ASTRO is one of those “slap-a-name-someone-might-remember-from-something-else”-on the DVD cover type of movies you throw a glance at when digging through the bargain bin, looking to add just one more title to your “buy 3 pay for 2” findings. That “slapped-on-name” in question is GARY DANIELS, professional kickboxer turned action-star. Maybe you recognize him from ‘Fist of the North Star’ (Tony Randel, 1995), that classic (and totally awesome) “Street Fighter Fight” with Jackie Chan from the otherwise mediocre ‘City Hunter’ (Wong Jing, 1993) or as “The Brit” from ‘The Expendables’ (Sylvester Stallone, 2010). Gary Daniels was probably never, even at his peak, reaching much more than a second-rate Van Damme status, and while a bunch of his movies back in the 90’s weren’t that hot either, he does have a handful of really impressive lower budget action romps under his belt. He was a bit stiff, with big 90’s jeans and weird hairdos but a great kicker. He had something about him and was never afraid to take off his shirt.
Especially the stuff he did for PM-entertainment ranks amongst his, and their finest. A company specializing in the most outrageous over the top action put to screen and lots of it. Movies like ‘Rage’ (Joseph Merhi, 1995) and ‘Recoil’ (Art Camacho, 1998) are so action-packed as to leave you exhausted (I lost count at Recoils 4th car-chase). These movies were a playground for stunt coordinators and action directors where they experimented and shaped a visual vocabulary which since has found it’s way into big budget action fare and influenced vehicular action in particular. Featuring exhilarating dynamic editing and camera placement and insane dangerous-looking stunt work. Of special note/recommendation is also ‘Blood Moon’ (Leung Siu-Hung, 1997), which is still one of the best examples of how to do a Hong Kong influenced American Martial Arts movie. It’s insane, cheesy and over-the-top in all the right ways, imbued with an energy soley lacking here. While I do understand this could never be that, it sure as hell didn’t have to come to this.

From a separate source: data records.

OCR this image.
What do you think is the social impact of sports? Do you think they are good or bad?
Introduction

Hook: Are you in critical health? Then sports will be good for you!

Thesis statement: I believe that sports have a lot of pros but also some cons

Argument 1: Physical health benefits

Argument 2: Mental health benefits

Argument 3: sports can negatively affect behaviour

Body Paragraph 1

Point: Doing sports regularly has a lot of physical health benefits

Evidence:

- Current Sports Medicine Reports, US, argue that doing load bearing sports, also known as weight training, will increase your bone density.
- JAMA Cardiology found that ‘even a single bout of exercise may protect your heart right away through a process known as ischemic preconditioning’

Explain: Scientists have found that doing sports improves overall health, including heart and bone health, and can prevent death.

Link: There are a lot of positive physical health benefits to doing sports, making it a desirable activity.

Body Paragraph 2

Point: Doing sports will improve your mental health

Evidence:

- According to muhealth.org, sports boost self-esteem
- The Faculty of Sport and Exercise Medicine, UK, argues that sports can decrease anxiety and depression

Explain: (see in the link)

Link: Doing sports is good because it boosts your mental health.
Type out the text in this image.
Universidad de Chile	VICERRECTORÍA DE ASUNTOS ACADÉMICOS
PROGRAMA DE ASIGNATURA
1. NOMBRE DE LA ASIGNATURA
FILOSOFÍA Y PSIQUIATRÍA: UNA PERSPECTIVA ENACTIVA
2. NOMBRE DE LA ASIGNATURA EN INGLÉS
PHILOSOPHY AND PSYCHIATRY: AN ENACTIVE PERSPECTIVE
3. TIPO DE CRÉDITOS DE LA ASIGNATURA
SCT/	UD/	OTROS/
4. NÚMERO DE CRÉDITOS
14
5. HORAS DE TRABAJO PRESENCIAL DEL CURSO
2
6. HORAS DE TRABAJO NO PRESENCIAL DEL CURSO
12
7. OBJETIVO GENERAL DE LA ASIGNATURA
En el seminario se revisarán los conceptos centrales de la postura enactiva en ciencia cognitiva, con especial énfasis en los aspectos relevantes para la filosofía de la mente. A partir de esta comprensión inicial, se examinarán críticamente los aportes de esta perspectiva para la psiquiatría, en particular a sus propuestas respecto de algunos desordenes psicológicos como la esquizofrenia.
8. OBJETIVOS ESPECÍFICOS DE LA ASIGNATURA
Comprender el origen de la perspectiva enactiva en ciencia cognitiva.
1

It’s sad to see Gary Daniels stooping to this level, but hopefully 98% of the budget went to his salary (looks like it). Everyone else involved should work for free or, at tops a sandwich. This is a sci/fi thriller on a smaller budget than what it will cost you to pay for the dvd/vod. A couple of third rate Star Trek cosplayer emo-aliens skulk around in someone’s basement while someone’s friend has provided a CGI-spaceship inspired by early sci fi-channel/Playstation 1. Amateurish, charmless and awful, it starts out with a quote by Plato and goes downhill from there.
Asif Akbar is credited as writer/producer/director/editor and seeing that this is not his first film, lets just hope its his last. This is just bland, digitally ugly, formless crap. Plagued with 90’s edited dream/flashback montages complete with whooshing sounds, voice overs and ugly ass music that just haphazardly starts and stops mid-scene. Dialogue scenes seem to feature every single take, just haphazardly put together. And the movie has *SPOILER* no ending *END OF SPOILER*. They did manage to rent a couple of drones to add production values, but elsewhere a flashlight will have to suffice as a laser show. If only it had been juiced up with some semblance of fun and/or energy, opting here instead for a pretentious seriousness and appalling amateurishness making this a bafflingly dull and dreary slog. There is absolutely no enjoyment to be had in Astro.
Gary Daniels, while never a particularly charismatic lead, here in his later phase is a real bore and is barely showing up for work (who can blame him?). Attached to the right project he could probably still pack a punch. If he could be bothered that is. With a modicum of presence and some physical chops intact he at least deserves so much better than this.
In conclusion: this 104 minutes Sci Fi/drama features two short burst of fisticuffs and is elsewhere consisting of awkwardly shot/edited sci fi-mumbo jumbo exposition coupled with some dreary flashback montages. To add insult to injury this is proposed as the first installment of a planned franchise, which is of course preposterous and… not funny.
Avoid Astro and go dig up some 90’s Gary Daniels!